This question evaluates proficiency in experimental design, causal inference, randomization and contamination control, regression modeling with fixed effects and clustered standard errors, power calculation, and handling of compliance and robustness issues.
You are optimizing a delivery marketplace feature suspected to reduce cold-food incidents for bike couriers in dense zones. Design a 2-week switchback experiment at the city level that toggles the feature ON/OFF by equal-length time slots within each city. Be precise and address: (A) Randomization: Choose a slot length L given an average order lifecycle of 45 minutes and a driver relocation/carryover horizon of 30 minutes. Justify L to minimize contamination and describe a block-randomization scheme that balances day-of-week and peak hours while preventing predictability. (B) Assignment vs exposure: Define the difference between slot-level assignment (Intention-to-Treat) and realized exposure when some units operate in OFF slots but pick up spillover demand from neighboring ON slots. Specify what goes in the numerator/denominator for the primary metric (cold-food rate among biker deliveries), and show two denominator variants: include all deliveries (condition_label=0 and 1) vs include only deliveries with condition_label=1. (C) Analysis model: Write the exact regression you would run (formula notation is fine) with city fixed effects and slot-of-week fixed effects, and cluster-robust SEs at the city×slot level. Explain how you would incorporate pre-period baselines or covariates (e.g., weather, surge, courier mix) for precision. (D) Power: With baseline cold-food rate = 6%, target relative reduction = 10% (MDE = 0.6pp), average 120 eligible orders per slot, intracluster correlation (ICC) at the slot level = 0.02, and 14 days, estimate the number of switchbacks (ON↔OFF transitions per city) needed for 80% power at α=0.05. State assumptions and show the core calculation or code you would use. (E) Diagnostics: List concrete randomization checks and balance tests you will run, and how you would test for carryover (e.g., leading indicators, excluding boundary intervals). (F) Robustness: How would you handle partial compliance, missing telemetry, or shocks (major events) mid-test? Describe a principled decision rule to stop, extend, or rerun the test.
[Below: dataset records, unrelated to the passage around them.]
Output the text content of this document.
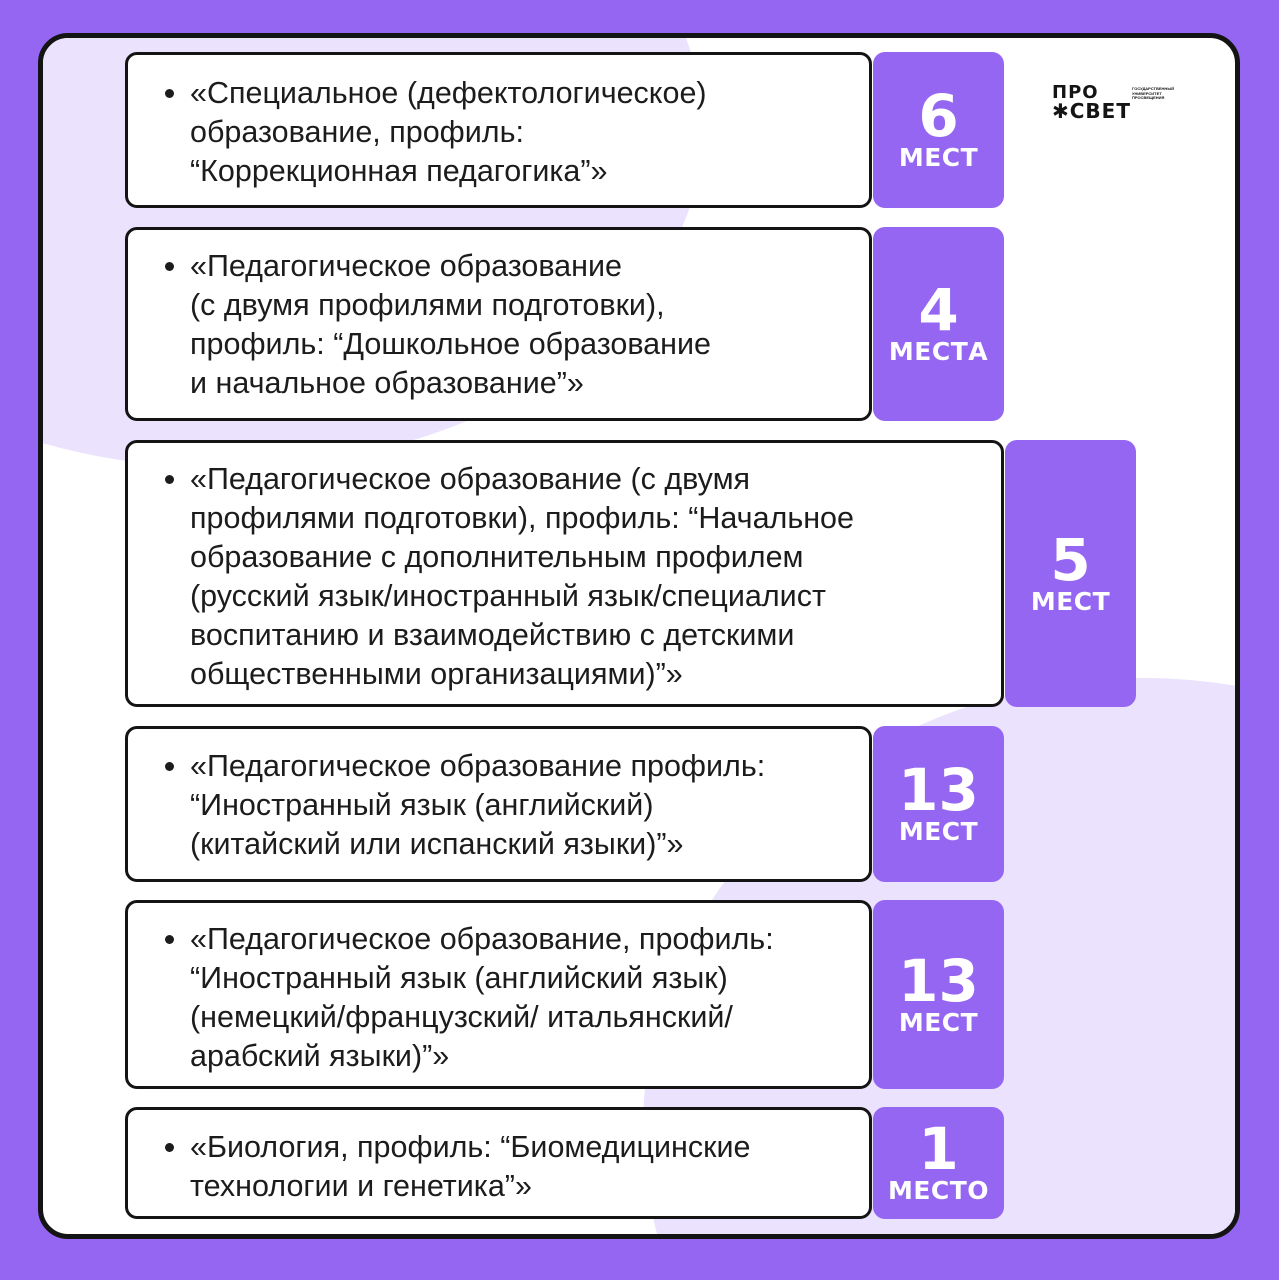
ПРО	ГОСУДАРСТВЕННЫЙ УНИВЕРСИТЕТ ПРОСВЕЩЕНИЯ
✱СВЕТ
• «Специальное (дефектологическое)
образование, профиль:
“Коррекционная педагогика”»
6
МЕСТ
• «Педагогическое образование
(с двумя профилями подготовки),
профиль: “Дошкольное образование
и начальное образование”»
4
МЕСТА
• «Педагогическое образование (с двумя
профилями подготовки), профиль: “Начальное
образование с дополнительным профилем
(русский язык/иностранный язык/специалист
воспитанию и взаимодействию с детскими
общественными организациями)”»
5
МЕСТ
• «Педагогическое образование профиль:
“Иностранный язык (английский)
(китайский или испанский языки)”»
13
МЕСТ
• «Педагогическое образование, профиль:
“Иностранный язык (английский язык)
(немецкий/французский/ итальянский/
арабский языки)”»
13
МЕСТ
• «Биология, профиль: “Биомедицинские
технологии и генетика”»
1
МЕСТО
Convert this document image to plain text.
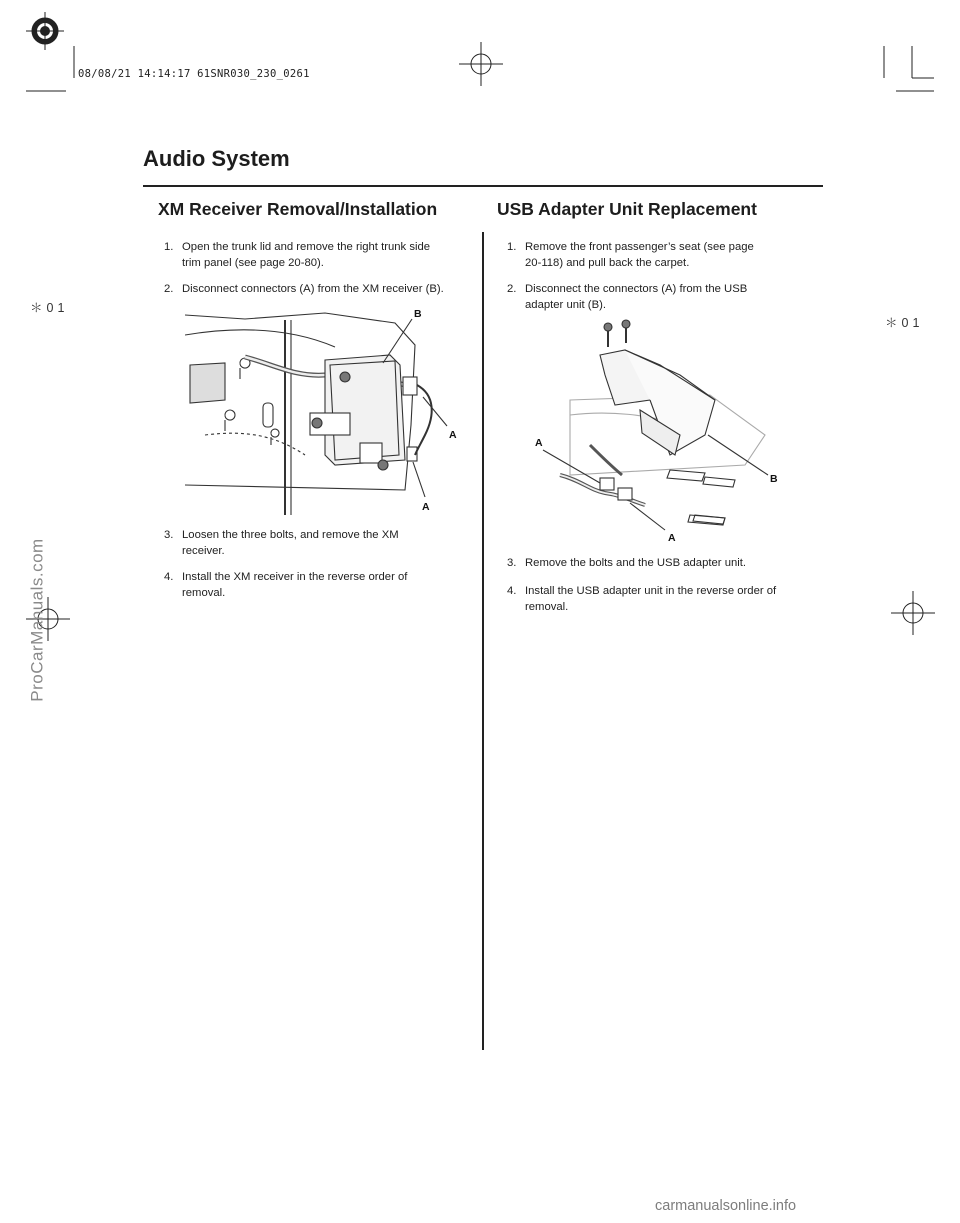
08/08/21 14:14:17 61SNR030_230_0261
Audio System
＊01
＊01
XM Receiver Removal/Installation	USB Adapter Unit Replacement
1. Open the trunk lid and remove the right trunk side
trim panel (see page 20-80).
2. Disconnect connectors (A) from the XM receiver (B).
3. Loosen the three bolts, and remove the XM
receiver.
4. Install the XM receiver in the reverse order of
removal.
1. Remove the front passenger’s seat (see page
20-118) and pull back the carpet.
2. Disconnect the connectors (A) from the USB
adapter unit (B).
3. Remove the bolts and the USB adapter unit.
4. Install the USB adapter unit in the reverse order of
removal.
B
A
A
A
B
A
ProCarManuals.com
carmanualsonline.info
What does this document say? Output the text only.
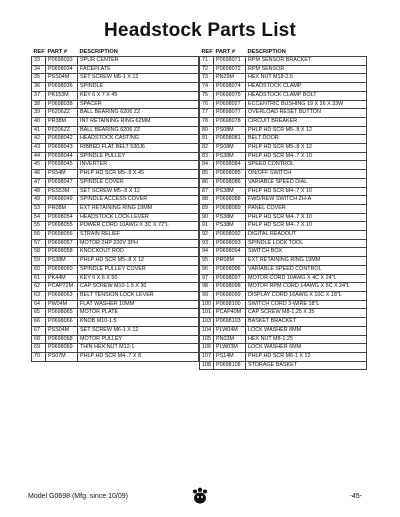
Headstock Parts List
REF	PART #	DESCRIPTION
33	P0698033	SPUR CENTER
34	P0698034	FACEPLATE
35	PSS04M	SET SCREW M6-1 X 12
36	P0698036	SPINDLE
37	PK153M	KEY 6 X 7 X 45
38	P0698038	SPACER
39	P6206ZZ	BALL BEARING 6206 ZZ
40	PR38M	INT RETAINING RING 62MM
41	P6206ZZ	BALL BEARING 6206 ZZ
42	P0698042	HEADSTOCK CASTING
43	P0698043	RIBBED FLAT BELT 530J6
44	P0698044	SPINDLE PULLEY
45	P0698045	INVERTER
46	PS54M	PHLP HD SCR M5-.8 X 45
47	P0698047	SPINDLE COVER
48	PSS53M	SET SCREW M5-.8 X 12
49	P0698049	SPINDLE ACCESS COVER
53	PR08M	EXT RETAINING RING 19MM
54	P0698054	HEADSTOCK LOCK LEVER
55	P0698055	POWER CORD 10AWG X 3C X 72"L
56	P0698056	STRAIN RELIEF
57	P0698057	MOTOR 2HP 220V 3PH
58	P0698058	KNOCKOUT ROD
59	PS38M	PHLP HD SCR M5-.8 X 12
60	P0698060	SPINDLE PULLEY COVER
61	PK44M	KEY 6 X 6 X 50
62	PCAP72M	CAP SCREW M10-1.5 X 30
63	P0698063	BELT TENSION LOCK LEVER
64	PW04M	FLAT WASHER 10MM
65	P0698065	MOTOR PLATE
66	P0698066	KNOB M10-1.5
67	PSS04M	SET SCREW M6-1 X 12
68	P0698068	MOTOR PULLEY
69	P0698069	THIN HEX NUT M12-1
70	PS07M	PHLP HD SCR M4-.7 X 8
REF	PART #	DESCRIPTION
71	P0698071	RPM SENSOR BRACKET
72	P0698072	RPM SENSOR
73	PN29M	HEX NUT M18-2.5
74	P0698074	HEADSTOCK CLAMP
75	P0698075	HEADSTOCK CLAMP BOLT
76	P0698027	ECCENTRIC BUSHING 19 X 26 X 33W
77	P0698077	OVERLOAD RESET BUTTON
78	P0698078	CIRCUIT BREAKER
80	PS08M	PHLP HD SCR M5-.8 X 12
81	P0698081	BELT DOOR
82	PS08M	PHLP HD SCR M5-.8 X 12
83	PS38M	PHLP HD SCR M4-.7 X 10
84	P0698084	SPEED CONTROL
85	P0698085	ON/OFF SWITCH
86	P0698086	VARIABLE SPEED DIAL
87	PS38M	PHLP HD SCR M4-.7 X 10
88	P0698088	FWD/REW SWITCH ZH-A
89	P0698089	PANEL COVER
90	PS38M	PHLP HD SCR M4-.7 X 10
91	PS38M	PHLP HD SCR M4-.7 X 10
92	P0698092	DIGITAL READOUT
93	P0698093	SPINDLE LOCK TOOL
94	P0698094	SWITCH BOX
95	PR08M	EXT RETAINING RING 19MM
96	P0698096	VARIABLE SPEED CONTROL
97	P0698097	MOTOR CORD 10AWG X 4C X 24"L
98	P0698098	MOTOR RPM CORD 14AWG X 5C X 24"L
99	P0698099	DISPLAY CORD 16AWG X 10C X 18"L
100	P0698100	SWITCH CORD 3-WIRE 18"L
101	PCAP40M	CAP SCREW M8-1.25 X 35
103	P0698103	BASKET BRACKET
104	PLW04M	LOCK WASHER 8MM
105	PN03M	HEX NUT M8-1.25
106	PLW03M	LOCK WASHER 6MM
107	PS14M	PHLP HD SCR M6-1 X 12
108	P0698108	STORAGE BASKET
Model G0698 (Mfg. since 10/09)	-45-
Quick Answer: This question evaluates proficiency in experimental design, causal inference, randomization and contamination control, regression modeling with fixed effects and clustered standard errors, power calculation, and handling of compliance and robustness issues.
Design and Analyze a Switchback Experiment: Reducing Cold-Food Incidents for Bike Couriers
You are a data scientist on a delivery-marketplace team. A new feature is suspected to reduce cold-food incidents for bike couriers operating in dense urban zones. Because the feature acts on the marketplace itself (dispatch, batching, courier routing), a naive order-level A/B test would suffer interference: treating one order changes which courier is free for a neighboring control order.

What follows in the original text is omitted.